Am Sonntag wartet das vierte Monument des Jahres auf die Radprofis. Seit 1892 wird Lüttich-Bastogne-Lüttich ausgetragen und deshalb "La Doyenne", die Älteste, genannt. Aus ihrer mittlerweile 124-jährigen Historie hat die alte Dame unter den Klassikern einige Geschichten zu erzählen. Sport.de stellt fünf davon vor.
1892 - 16 Stunden Qual
Die erste Austragung 1892 hatte es in sich: Die 250 Kilometer lange Strecke führte von Spa nach Bastogne und wieder zurück. Nur gut, dass der Wendepunkt in Bastogne an einem Bahnhof lag - dort stiegen die ersten Fahrer von ihren Rädern und nahmen lieber den Zug zurück zum Start- und Ziel-Ort. Doch der Belgier Léon Houa biss auf die Zähne und holte sich nach zehn Stunden und 48 Minuten den Sieg. Die Ehrung bekam der Letzte des Rennens nicht mehr mit - er brauchte ganze fünf Stunden länger, um das Ziel zu erreichen.
1957 - Händewärmen für Fortgeschrittene
Traditionell findet das Monument im April statt und der macht bekanntlich, was er will. Dementsprechend spielte das Wetter immer wieder eine entscheidende Rolle bei den Rennen von und nach Lüttich. So auch 1957: In der Nacht hatte es angefangen zu schneien, sodass sich schon ein Drittel der Fahrer gar nicht erst aus dem Bett zum Start bewegte. Noch heftiger fiel der Schnee während des Rennens, sodass die Fahrer kaum ihr Vorderrad sahen.

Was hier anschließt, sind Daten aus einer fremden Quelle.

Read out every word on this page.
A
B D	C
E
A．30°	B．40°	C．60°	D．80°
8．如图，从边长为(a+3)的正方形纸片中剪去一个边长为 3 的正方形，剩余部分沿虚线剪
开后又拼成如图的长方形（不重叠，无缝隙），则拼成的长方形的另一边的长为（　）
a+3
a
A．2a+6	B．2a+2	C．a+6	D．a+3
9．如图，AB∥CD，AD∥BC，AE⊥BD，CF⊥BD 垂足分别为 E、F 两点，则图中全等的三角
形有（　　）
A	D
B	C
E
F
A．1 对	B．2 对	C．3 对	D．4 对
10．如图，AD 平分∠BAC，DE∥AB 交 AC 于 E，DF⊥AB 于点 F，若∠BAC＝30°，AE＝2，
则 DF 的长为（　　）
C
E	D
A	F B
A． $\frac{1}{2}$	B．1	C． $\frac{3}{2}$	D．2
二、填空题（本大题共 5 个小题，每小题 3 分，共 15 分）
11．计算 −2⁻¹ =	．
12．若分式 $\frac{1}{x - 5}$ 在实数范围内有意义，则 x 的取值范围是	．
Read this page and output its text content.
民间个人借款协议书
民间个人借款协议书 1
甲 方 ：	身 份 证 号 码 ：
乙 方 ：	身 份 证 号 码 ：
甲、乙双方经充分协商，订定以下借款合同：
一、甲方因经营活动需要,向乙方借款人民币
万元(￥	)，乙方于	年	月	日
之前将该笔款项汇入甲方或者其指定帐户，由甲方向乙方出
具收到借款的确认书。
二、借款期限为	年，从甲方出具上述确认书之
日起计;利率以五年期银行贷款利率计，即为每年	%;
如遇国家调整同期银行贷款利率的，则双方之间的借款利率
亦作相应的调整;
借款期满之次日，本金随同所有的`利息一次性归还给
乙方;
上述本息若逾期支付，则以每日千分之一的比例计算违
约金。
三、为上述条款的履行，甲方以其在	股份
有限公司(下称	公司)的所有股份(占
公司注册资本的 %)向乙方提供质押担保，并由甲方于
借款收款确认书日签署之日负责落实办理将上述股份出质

Dazu kam der furchtbare Frost. Dem Franzosen Gérard Saint war so kalt, dass er seine Finger kaum spürte. Sein Gegenmittel: Er stieg ab und pinkelte sich auf die Finger. Zum Sieg verhalf ihm dieser Trick allerdings nicht.
1969 - Merckx in Gönnerlaune
Natürlich gehört auch der beste Fahrer aller Zeiten in eine Anekdoten-Sammlung von La Doyenne. Eddy Merckx hatte 1969 eines seiner erfolgreichsten Jahre mit Siegen bei Mailand-Sanremo und der Flandern-Rundfahrt. Ihm fehlte noch der Triumph in Lüttich, also machte er sich ungeachtet der Tatsache, dass schon zwei Teamkollegen in einer Ausreißergruppe unterwegs waren, auf den Weg zum Sieg. Schnell holte er Roger Swerts und Victor van Schil ein, doch Schwerts musste abreißen lassen. "Der Kannibale" Merckx und van Schil rasten auf das Ziel zu und Merckx - uneigennützig wie man ihn eigentlich nicht kannte - wollte seinem Kollegen den Sieg überlassen. Doch van Schil verzichtete und überließ Merckx den Triumph. Mit insgesamt fünf Siegen in Lüttich ist Merckx immer noch Rekordsieger.
1980 - Hinault opfert seine Finger für den Sieg
Bei bitterkalten Temperaturen schneite es auch 1980 beim ältesten Monument des Radsports. 80 Kilometer vor dem Ziel attackierte der Franzose Bernard Hinault nachdem er Bastogne passiert hatte. "Cyrille Guimard sagte mir, dass ich mein Renncape ausziehen solle, weil nun das richtige Rennen starten würde", sagte Hinault später. "Mein Cape war aus gewachstem Stoff und mir war sehr warm darunter aber ich ich zog es aus, wie mir gesagt wurde. Bis dahin hatte ich nicht wirklich auf das Rennen geachtet, aber jetzt klapperten mir die Zähne und ich hatte keinen Schutz. Ich entschied, das einzige was zu tun war, war so hart zu fahren wie ich konnte, um mich selbst zu wärmen." Durch seinen Husarenritt gewann Hinault das Rennen und grüßte laut Medienberichten auf den letzten Metern noch die Fahrer, die morgens wegen des Wetters im Hotel geblieben waren "wie ein General bei der Truppeninspektion". Doch den Sieg musste er mit Erfrierungen an den Händen bezahlen, drei Wochen konnte er seine Finger nicht bewegen: das Gefühl in einem Finger fehlt ihm bis heute.
2011 - Gilbert macht das Triple perfekt
In kurzen Abständen finden im Frühjahr auch die anderen beiden Ardennen-Klassiker statt: Das Amstel Gold Race und der Flèche Wallone fordern die Fahrer kurz vor Lüttich-Bastogne-Lüttich. Bis 2011 konnte in der langen Historie erst ein Fahrer das Triple aus allen drei Rennen gewinnen - dann kam der Belgier Philippe Gilbert. Nach seinen Siegen beim Gold Race und dem Wallonischen Pfeil war er auch in Lüttich Favorit. Zusammen mit den damals überragenden Schleck-Brüdern kämpfte er auf den letzten Kilometern um den Sieg. Während die Radsportwelt auf Frank und Andy schaute, setzte sich Gilbert ab und holte sich das bärenstarke Triple. Nebenbei sorgte Gilbert noch für den ersten "Heimsieg" eines Belgiers seit 1999. Ein historischer Tag in der langen Geschichte der "Alten Dame".